Last Updated: Jan-25-2016
Annotated by:
Glass, Guy

Primary Category: Literature / Nonfiction — Secondary Category: Literature / Nonfiction

Genre: Biography

Summary:

Those who are familiar with the Mütter Museum of the College of Physicians of Philadelphia, best known for its anatomical oddities, may have wondered about the institution’s namesake.  The author of this book, a poet and native of Philadelphia, endeavors to place Thomas Dent Mütter within the context of 19th-century American medicine.  

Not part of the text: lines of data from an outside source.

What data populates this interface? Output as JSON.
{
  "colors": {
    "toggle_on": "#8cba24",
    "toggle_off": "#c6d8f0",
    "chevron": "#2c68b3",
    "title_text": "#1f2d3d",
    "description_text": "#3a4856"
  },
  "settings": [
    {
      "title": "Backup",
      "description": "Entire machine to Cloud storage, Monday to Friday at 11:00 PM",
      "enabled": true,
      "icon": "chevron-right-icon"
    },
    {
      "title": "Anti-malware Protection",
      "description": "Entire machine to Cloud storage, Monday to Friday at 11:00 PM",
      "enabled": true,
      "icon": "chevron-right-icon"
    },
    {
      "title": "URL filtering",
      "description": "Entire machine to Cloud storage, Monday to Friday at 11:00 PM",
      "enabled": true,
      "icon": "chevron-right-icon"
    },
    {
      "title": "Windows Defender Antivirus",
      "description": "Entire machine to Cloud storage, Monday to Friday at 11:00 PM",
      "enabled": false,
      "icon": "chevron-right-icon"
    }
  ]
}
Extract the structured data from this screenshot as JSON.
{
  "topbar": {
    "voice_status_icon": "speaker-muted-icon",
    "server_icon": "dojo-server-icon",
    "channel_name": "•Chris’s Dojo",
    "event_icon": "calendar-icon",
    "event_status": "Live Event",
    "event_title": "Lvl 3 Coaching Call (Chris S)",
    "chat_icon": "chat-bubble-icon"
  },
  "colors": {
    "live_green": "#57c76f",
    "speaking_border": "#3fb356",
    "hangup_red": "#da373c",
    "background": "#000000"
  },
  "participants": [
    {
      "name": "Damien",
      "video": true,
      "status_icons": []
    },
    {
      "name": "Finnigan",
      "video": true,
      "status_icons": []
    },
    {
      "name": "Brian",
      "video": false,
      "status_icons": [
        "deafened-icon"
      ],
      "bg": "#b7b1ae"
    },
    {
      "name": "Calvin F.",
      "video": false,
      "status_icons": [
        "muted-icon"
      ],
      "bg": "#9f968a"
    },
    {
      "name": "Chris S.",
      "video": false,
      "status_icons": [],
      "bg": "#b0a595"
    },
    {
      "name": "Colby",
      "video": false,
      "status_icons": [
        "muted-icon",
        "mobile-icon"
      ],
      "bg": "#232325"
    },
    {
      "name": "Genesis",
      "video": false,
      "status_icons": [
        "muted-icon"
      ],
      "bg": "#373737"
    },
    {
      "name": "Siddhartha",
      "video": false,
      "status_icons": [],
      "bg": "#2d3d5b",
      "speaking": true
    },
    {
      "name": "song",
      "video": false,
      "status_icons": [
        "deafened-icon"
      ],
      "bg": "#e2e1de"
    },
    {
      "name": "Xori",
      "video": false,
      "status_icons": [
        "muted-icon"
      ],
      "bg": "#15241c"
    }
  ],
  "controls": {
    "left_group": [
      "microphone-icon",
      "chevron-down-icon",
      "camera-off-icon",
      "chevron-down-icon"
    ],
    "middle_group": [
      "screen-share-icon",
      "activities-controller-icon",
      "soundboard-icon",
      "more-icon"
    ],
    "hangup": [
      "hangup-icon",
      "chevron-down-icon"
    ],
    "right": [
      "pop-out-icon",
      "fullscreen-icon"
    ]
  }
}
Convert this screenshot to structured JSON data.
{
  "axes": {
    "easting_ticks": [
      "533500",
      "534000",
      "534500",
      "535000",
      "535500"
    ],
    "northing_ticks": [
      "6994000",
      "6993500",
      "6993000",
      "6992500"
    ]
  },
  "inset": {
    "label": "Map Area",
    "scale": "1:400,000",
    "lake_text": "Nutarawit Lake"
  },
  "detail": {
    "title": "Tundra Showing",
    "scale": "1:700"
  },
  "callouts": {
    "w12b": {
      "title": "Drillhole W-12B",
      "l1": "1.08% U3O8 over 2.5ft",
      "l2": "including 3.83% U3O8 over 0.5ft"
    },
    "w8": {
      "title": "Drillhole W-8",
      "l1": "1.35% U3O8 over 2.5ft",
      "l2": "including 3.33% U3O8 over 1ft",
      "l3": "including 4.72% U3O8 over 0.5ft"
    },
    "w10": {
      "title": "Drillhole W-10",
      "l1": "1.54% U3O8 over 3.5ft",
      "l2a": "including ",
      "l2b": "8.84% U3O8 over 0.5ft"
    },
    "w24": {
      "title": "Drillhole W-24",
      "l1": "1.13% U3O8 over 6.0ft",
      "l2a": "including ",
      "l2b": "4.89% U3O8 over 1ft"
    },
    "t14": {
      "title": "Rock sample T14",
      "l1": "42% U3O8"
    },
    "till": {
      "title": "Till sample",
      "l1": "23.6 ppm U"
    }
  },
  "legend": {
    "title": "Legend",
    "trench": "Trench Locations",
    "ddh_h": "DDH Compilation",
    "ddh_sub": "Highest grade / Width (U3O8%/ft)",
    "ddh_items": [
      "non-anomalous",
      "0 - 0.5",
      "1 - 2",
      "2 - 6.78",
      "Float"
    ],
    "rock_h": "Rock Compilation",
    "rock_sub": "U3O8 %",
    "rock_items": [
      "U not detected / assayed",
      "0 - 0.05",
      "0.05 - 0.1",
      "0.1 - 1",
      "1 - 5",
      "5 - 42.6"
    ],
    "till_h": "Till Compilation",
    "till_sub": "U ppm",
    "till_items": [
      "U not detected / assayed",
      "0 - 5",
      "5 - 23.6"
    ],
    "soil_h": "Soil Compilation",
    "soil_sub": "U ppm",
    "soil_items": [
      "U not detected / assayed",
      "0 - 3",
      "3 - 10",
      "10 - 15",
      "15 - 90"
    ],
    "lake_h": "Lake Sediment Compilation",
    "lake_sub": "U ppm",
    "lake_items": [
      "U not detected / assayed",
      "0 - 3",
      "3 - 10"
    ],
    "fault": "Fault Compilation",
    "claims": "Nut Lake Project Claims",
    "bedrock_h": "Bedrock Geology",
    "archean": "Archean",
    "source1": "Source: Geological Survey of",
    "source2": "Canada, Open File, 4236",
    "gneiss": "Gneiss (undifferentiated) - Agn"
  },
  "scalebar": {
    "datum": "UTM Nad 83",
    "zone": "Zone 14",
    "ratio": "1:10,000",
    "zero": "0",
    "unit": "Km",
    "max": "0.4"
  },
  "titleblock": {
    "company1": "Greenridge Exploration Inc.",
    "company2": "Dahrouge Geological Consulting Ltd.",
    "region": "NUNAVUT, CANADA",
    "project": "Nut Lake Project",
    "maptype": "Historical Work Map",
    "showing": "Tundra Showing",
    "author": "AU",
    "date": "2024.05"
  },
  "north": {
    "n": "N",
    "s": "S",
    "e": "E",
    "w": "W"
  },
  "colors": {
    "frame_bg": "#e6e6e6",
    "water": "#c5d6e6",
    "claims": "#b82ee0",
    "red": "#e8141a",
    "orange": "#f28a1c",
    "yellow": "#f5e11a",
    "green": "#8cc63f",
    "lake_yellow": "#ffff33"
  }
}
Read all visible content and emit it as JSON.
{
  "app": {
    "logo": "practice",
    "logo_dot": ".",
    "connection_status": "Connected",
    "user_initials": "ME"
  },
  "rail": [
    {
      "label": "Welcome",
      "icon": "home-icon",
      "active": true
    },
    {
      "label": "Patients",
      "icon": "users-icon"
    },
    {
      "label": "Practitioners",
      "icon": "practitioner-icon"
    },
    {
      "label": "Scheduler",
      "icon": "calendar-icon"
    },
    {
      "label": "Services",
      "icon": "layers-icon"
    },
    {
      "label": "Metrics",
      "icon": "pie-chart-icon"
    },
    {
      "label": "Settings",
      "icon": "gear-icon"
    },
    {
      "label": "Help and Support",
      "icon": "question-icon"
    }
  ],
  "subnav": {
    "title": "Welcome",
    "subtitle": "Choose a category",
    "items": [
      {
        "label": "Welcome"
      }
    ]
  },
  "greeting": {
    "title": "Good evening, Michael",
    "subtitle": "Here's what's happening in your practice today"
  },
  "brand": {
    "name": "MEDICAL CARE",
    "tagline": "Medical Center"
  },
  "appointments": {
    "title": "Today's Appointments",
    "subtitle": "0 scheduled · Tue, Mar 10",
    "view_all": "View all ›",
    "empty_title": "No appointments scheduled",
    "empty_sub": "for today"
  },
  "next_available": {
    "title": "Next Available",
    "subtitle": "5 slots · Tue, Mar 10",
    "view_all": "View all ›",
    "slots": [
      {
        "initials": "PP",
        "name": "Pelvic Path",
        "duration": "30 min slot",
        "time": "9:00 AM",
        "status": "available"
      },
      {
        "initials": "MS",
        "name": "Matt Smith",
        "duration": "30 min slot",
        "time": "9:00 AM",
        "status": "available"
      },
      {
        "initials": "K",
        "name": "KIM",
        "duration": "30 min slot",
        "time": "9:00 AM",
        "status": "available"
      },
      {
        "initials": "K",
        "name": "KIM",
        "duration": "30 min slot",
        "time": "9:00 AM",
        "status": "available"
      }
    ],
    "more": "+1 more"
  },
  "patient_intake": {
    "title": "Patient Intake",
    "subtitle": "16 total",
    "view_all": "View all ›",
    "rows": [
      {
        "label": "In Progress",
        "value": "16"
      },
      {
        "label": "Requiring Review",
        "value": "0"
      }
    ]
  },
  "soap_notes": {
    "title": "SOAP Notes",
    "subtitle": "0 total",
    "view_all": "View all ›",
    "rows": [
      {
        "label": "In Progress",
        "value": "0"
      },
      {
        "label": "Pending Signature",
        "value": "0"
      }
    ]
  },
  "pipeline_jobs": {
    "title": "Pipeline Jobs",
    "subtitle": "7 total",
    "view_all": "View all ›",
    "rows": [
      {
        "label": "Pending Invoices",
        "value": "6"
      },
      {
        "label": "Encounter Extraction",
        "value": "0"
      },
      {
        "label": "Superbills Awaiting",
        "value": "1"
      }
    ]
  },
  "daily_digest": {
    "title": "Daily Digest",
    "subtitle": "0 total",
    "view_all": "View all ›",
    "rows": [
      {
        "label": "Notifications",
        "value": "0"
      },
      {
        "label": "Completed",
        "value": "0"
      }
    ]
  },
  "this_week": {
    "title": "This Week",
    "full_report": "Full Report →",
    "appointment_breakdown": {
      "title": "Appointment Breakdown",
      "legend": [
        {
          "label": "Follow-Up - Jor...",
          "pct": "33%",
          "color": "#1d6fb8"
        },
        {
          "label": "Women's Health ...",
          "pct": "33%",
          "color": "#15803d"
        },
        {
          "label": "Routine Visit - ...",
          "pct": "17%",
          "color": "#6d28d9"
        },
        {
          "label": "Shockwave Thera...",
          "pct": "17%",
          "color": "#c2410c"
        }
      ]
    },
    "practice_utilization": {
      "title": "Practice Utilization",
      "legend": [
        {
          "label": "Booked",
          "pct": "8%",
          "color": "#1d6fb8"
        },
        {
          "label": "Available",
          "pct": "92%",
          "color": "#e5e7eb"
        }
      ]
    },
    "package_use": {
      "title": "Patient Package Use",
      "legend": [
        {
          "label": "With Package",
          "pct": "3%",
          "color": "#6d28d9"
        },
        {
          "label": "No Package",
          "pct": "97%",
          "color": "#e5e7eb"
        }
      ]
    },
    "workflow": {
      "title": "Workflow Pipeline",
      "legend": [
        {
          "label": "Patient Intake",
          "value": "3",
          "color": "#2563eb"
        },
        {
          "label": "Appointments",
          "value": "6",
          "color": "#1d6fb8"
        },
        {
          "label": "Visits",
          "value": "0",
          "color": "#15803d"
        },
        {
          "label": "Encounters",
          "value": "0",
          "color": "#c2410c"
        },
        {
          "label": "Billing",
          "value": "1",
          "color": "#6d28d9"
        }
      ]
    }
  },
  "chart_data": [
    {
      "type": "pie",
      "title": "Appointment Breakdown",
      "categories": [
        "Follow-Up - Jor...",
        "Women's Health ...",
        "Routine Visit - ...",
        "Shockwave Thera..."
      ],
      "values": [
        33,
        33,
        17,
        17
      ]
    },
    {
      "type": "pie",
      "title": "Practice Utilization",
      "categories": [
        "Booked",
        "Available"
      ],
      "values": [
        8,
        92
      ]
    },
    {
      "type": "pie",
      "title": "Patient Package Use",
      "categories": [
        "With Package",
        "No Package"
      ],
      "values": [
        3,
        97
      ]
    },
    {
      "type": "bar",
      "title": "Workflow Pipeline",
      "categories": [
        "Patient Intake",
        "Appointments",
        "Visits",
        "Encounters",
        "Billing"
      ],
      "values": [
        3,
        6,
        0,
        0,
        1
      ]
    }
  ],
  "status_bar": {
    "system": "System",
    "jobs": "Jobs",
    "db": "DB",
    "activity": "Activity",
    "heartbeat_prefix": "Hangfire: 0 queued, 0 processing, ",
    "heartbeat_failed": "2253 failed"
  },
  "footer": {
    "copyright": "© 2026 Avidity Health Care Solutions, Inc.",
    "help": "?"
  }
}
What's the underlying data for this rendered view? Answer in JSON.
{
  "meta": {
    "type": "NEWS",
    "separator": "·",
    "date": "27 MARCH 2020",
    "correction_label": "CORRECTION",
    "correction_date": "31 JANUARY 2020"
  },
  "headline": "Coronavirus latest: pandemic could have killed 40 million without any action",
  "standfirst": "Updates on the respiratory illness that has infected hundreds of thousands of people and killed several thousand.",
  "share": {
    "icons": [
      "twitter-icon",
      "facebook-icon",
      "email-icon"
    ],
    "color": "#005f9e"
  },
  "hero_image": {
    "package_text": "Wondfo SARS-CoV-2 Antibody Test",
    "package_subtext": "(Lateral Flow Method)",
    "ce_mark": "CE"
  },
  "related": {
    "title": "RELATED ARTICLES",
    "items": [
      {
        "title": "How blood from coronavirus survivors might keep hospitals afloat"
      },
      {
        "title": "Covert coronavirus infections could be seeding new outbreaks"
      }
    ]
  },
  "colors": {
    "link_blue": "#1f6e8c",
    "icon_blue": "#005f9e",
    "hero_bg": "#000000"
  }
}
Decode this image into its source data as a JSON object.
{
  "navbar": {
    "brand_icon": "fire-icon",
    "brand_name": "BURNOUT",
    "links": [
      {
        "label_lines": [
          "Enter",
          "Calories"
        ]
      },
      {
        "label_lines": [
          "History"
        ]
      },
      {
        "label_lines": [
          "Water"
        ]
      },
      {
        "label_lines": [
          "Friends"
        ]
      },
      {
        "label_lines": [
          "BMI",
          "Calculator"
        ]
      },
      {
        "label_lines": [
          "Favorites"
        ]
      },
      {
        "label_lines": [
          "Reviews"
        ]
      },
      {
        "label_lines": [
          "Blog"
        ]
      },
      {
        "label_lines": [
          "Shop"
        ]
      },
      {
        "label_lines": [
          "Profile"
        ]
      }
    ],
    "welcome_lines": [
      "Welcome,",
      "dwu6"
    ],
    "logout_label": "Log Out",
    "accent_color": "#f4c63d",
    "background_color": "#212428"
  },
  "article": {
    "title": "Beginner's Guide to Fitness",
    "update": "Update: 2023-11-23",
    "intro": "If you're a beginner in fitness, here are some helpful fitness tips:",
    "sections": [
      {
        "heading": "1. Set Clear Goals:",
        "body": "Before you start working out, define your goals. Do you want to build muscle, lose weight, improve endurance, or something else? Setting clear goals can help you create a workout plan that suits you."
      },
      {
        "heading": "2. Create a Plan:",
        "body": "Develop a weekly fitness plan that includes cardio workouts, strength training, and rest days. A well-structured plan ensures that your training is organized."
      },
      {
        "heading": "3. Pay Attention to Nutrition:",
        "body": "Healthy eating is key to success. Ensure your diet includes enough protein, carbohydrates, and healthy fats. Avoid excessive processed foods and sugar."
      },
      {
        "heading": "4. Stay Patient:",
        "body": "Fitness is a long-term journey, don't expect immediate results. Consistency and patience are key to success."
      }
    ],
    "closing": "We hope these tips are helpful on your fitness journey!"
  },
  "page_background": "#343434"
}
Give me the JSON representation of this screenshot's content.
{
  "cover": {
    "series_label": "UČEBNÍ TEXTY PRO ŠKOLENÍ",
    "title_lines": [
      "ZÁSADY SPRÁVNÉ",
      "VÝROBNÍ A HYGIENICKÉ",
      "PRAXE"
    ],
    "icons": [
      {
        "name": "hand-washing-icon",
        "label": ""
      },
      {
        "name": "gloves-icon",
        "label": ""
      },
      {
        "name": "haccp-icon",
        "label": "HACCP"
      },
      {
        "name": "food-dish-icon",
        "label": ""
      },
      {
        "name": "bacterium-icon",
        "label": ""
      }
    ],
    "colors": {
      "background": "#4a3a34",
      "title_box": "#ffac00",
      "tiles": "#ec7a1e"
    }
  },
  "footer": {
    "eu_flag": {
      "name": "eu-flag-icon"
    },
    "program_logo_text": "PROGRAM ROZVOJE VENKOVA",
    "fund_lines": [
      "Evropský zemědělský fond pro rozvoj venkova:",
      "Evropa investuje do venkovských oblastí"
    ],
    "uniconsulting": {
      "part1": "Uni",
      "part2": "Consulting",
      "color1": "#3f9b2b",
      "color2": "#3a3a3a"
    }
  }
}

We learn here that notwithstanding being “medicated” with wine, surgical patients emitted such agonized screams that observers were known to vomit and pass out in their seats. We learn that Philadelphia was a cesspool of infectious disease for which there was no effective treatment.  We learn too of the rivalry (including behavior that would be considered unprofessional today) between the well-established school of medicine at the University of Pennsylvania (Mütter’s alma mater) and upstart Jefferson (whose faculty Mütter would join).  

In an era before the germ theory of disease became widely accepted, there was of course no concept of sterile technique.  To suggest that a surgeon should wash his hands was to imply he was not a gentleman because “all gentlemen were clean” (page 104).  Resistance to anesthesia was based not so much on concerns about potential danger but on the notion, when it came to obstetrics, that pain was a punishment for the sins of Eve.  Doctors could be downright sadistic to their patients, to the point of beating them like livestock.  That there was no concept of surgical aftercare meant that patients would be sent home immediately following an amputation. Victims of grotesque tumors and disfiguring accidents were considered “monsters” who lived lives of unimaginable misery.  

Enter Mütter, whose importation of plastic surgery from Paris to America brought hope to thousands of incurables.  He had an intuitive sense of the role of cleanliness in reducing morbidity and mortality.  He was a passionate advocate for anesthesia when it was seen as little more than a fad.  He abandoned traditional teaching methods that held a professor should be distant and unapproachable, and became beloved by generations of Jefferson students.  
 

In short, Mütter emerges as not just a likeable guy, but the forerunner of a whole new concept of what a good doctor should be, a sort of cross between P.T. Barnum and Mother Teresa.